I suspect that the reason they want all of the "contacts" 
with any given entity in one record is simply for ease of 
reading what was discussed with that contact.  Imagine 23 
phone calls to try and get ahold of the spouse.  12 are no 
answer, 5 are "I can't talk right now" and 2 are "here's the 
skinny".  Now, if each of these are in a separate record, 
separated in time and space with calls to the dog, the 
milkman, the physician, some other physician, the private 
investigator... Well... to some people it just makes sense 
to have a single "spouse" contact record.  Dump it all in, 
in date order, plainly marked and be done.

This is not a computer fix it help desk where there are a 
handful of calls and the problem is fixed, there are a 
minimum of dozens and often several hundred contacts in many 
cases.  I have seen one case where there were around 250 
contacts with JUST the spouse, trying to get her to repay an 
overpayment.  And any given claim won't always have specific 
contacts, some have spouses, some don't, some have lawyers, 
some don't, some have 20 DIFFERENT lawyers (and physicians, 
and hospitals, and drug stores).

Soo... yea, they are constantly editing the memo fields, 
adding new info about contacting that entity.  Each 
"contact" is date / time stamped with the initials of the 
person making contact, embedded right in the text.  I know 
that they do use searches right in the memo field looking 
for keywords and what is the point of clicking "again" 47 
times to read 47 "no answer" records?

I just don't "get" what the point is, and why the fixation 
on splitting the memo into different records.

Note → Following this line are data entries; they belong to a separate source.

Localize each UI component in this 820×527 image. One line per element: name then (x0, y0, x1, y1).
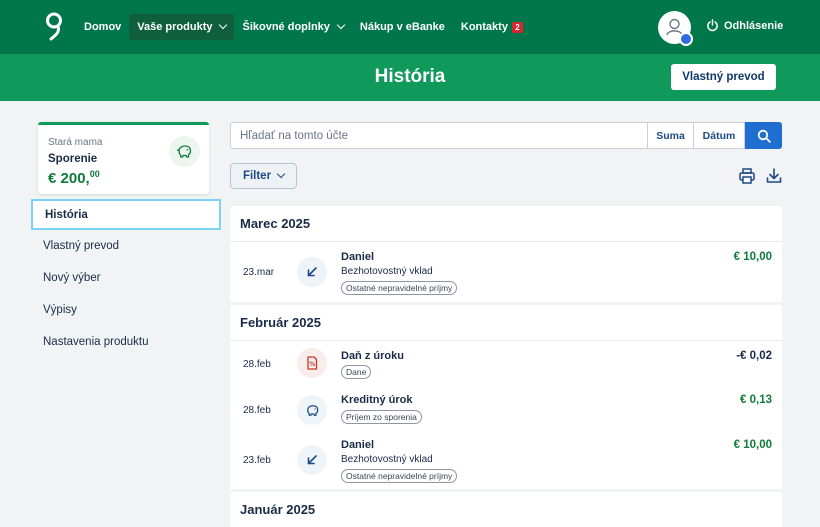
account-owner: Stará mama (48, 137, 103, 148)
tax-icon: % (297, 348, 327, 378)
transaction-date: 23.mar (243, 267, 275, 278)
transaction-amount: € 10,00 (733, 251, 772, 263)
top-navigation: Domov Vaše produkty Šikovné doplnky Náku… (0, 0, 820, 54)
incoming-arrow-icon (297, 445, 327, 475)
balance-cents: 00 (89, 169, 100, 179)
notification-badge: 2 (511, 21, 523, 33)
side-item-vypisy[interactable]: Výpisy (31, 294, 221, 326)
transaction-description: Bezhotovostný vklad (341, 454, 433, 465)
filter-button[interactable]: Filter (230, 163, 297, 189)
transaction-amount: € 10,00 (733, 439, 772, 451)
logout-button[interactable]: Odhlásenie (706, 19, 783, 32)
download-icon[interactable] (765, 167, 783, 185)
search-icon (757, 129, 771, 143)
category-tag: Ostatné nepravidelné príjmy (341, 281, 458, 295)
nav-item-label: Domov (84, 21, 122, 33)
nav-item-domov[interactable]: Domov (76, 14, 129, 40)
transaction-row[interactable]: 28.feb Kreditný úrok Príjem zo sporenia … (230, 389, 782, 433)
category-tag: Príjem zo sporenia (341, 410, 422, 424)
category-tag: Dane (341, 365, 372, 379)
month-header: Február 2025 (230, 305, 782, 341)
chevron-down-icon (219, 20, 228, 30)
nav-item-label: Šikovné doplnky (242, 21, 330, 33)
account-name: Sporenie (48, 153, 98, 165)
transaction-name: Daniel (341, 439, 375, 451)
nav-item-label: Nákup v eBanke (359, 21, 445, 33)
side-item-novy-vyber[interactable]: Nový výber (31, 262, 221, 294)
incoming-arrow-icon (297, 257, 327, 287)
transaction-description: Bezhotovostný vklad (341, 266, 433, 277)
piggy-bank-icon (297, 395, 327, 425)
side-item-nastavenia-produktu[interactable]: Nastavenia produktu (31, 326, 221, 358)
transaction-row[interactable]: 23.mar Daniel Bezhotovostný vklad Ostatn… (230, 242, 782, 302)
nav-item-vase-produkty[interactable]: Vaše produkty (129, 14, 235, 40)
nav-item-kontakty[interactable]: Kontakty 2 (453, 14, 531, 40)
print-icon[interactable] (738, 167, 756, 185)
nav-item-sikovne-doplnky[interactable]: Šikovné doplnky (234, 14, 351, 40)
power-icon (707, 19, 718, 32)
transaction-list: Marec 2025 23.mar Daniel Bezhotovostný v… (230, 206, 782, 527)
nav-item-label: Vaše produkty (137, 21, 213, 33)
transaction-date: 23.feb (243, 455, 271, 466)
svg-text:%: % (309, 361, 315, 368)
month-header: Marec 2025 (230, 206, 782, 242)
search-button[interactable] (745, 122, 782, 149)
transaction-amount: -€ 0,02 (736, 350, 772, 362)
account-card[interactable]: Stará mama Sporenie € 200,00 (38, 122, 209, 194)
sort-date-button[interactable]: Dátum (694, 122, 745, 149)
side-menu: História Vlastný prevod Nový výber Výpis… (31, 199, 221, 358)
transaction-row[interactable]: 28.feb % Daň z úroku Dane -€ 0,02 (230, 341, 782, 389)
bank-logo-icon[interactable] (43, 11, 65, 43)
transaction-name: Daniel (341, 251, 375, 263)
transaction-name: Kreditný úrok (341, 394, 413, 406)
side-item-historia[interactable]: História (31, 199, 221, 230)
own-transfer-button[interactable]: Vlastný prevod (671, 64, 776, 90)
side-item-vlastny-prevod[interactable]: Vlastný prevod (31, 230, 221, 262)
nav-item-label: Kontakty (460, 21, 508, 33)
transaction-date: 28.feb (243, 359, 271, 370)
transaction-amount: € 0,13 (740, 394, 772, 406)
logout-label: Odhlásenie (724, 19, 784, 32)
balance-main: € 200, (48, 170, 90, 187)
nav-item-nakup-v-ebanke[interactable]: Nákup v eBanke (352, 14, 453, 40)
search-placeholder: Hľadať na tomto účte (240, 129, 349, 142)
account-balance: € 200,00 (48, 169, 100, 187)
profile-status-icon (679, 32, 693, 46)
category-tag: Ostatné nepravidelné príjmy (341, 469, 458, 483)
chevron-down-icon (276, 169, 286, 179)
month-header: Január 2025 (230, 492, 782, 527)
main-menu: Domov Vaše produkty Šikovné doplnky Náku… (76, 14, 531, 40)
sort-amount-button[interactable]: Suma (648, 122, 694, 149)
filter-label: Filter (242, 170, 272, 182)
piggy-bank-icon (169, 136, 200, 167)
transaction-date: 28.feb (243, 405, 271, 416)
chevron-down-icon (336, 20, 346, 30)
search-input[interactable]: Hľadať na tomto účte (230, 122, 648, 149)
transaction-row[interactable]: 23.feb Daniel Bezhotovostný vklad Ostatn… (230, 433, 782, 489)
transaction-name: Daň z úroku (341, 350, 404, 362)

If I split it up, how do I reassemble all the milkman 
contacts, all the physician contacts, all the spouse, dog, 
cat, neighbor etc.  More to the point, why bother?  They 
have a system that works, all it needs is to not lock the 
record when the field is edited.  I can do that with 
Gustav's unbound memo and a lock field.

I think the time spent fixating on normalizing things would 
be better spent on examining your navel.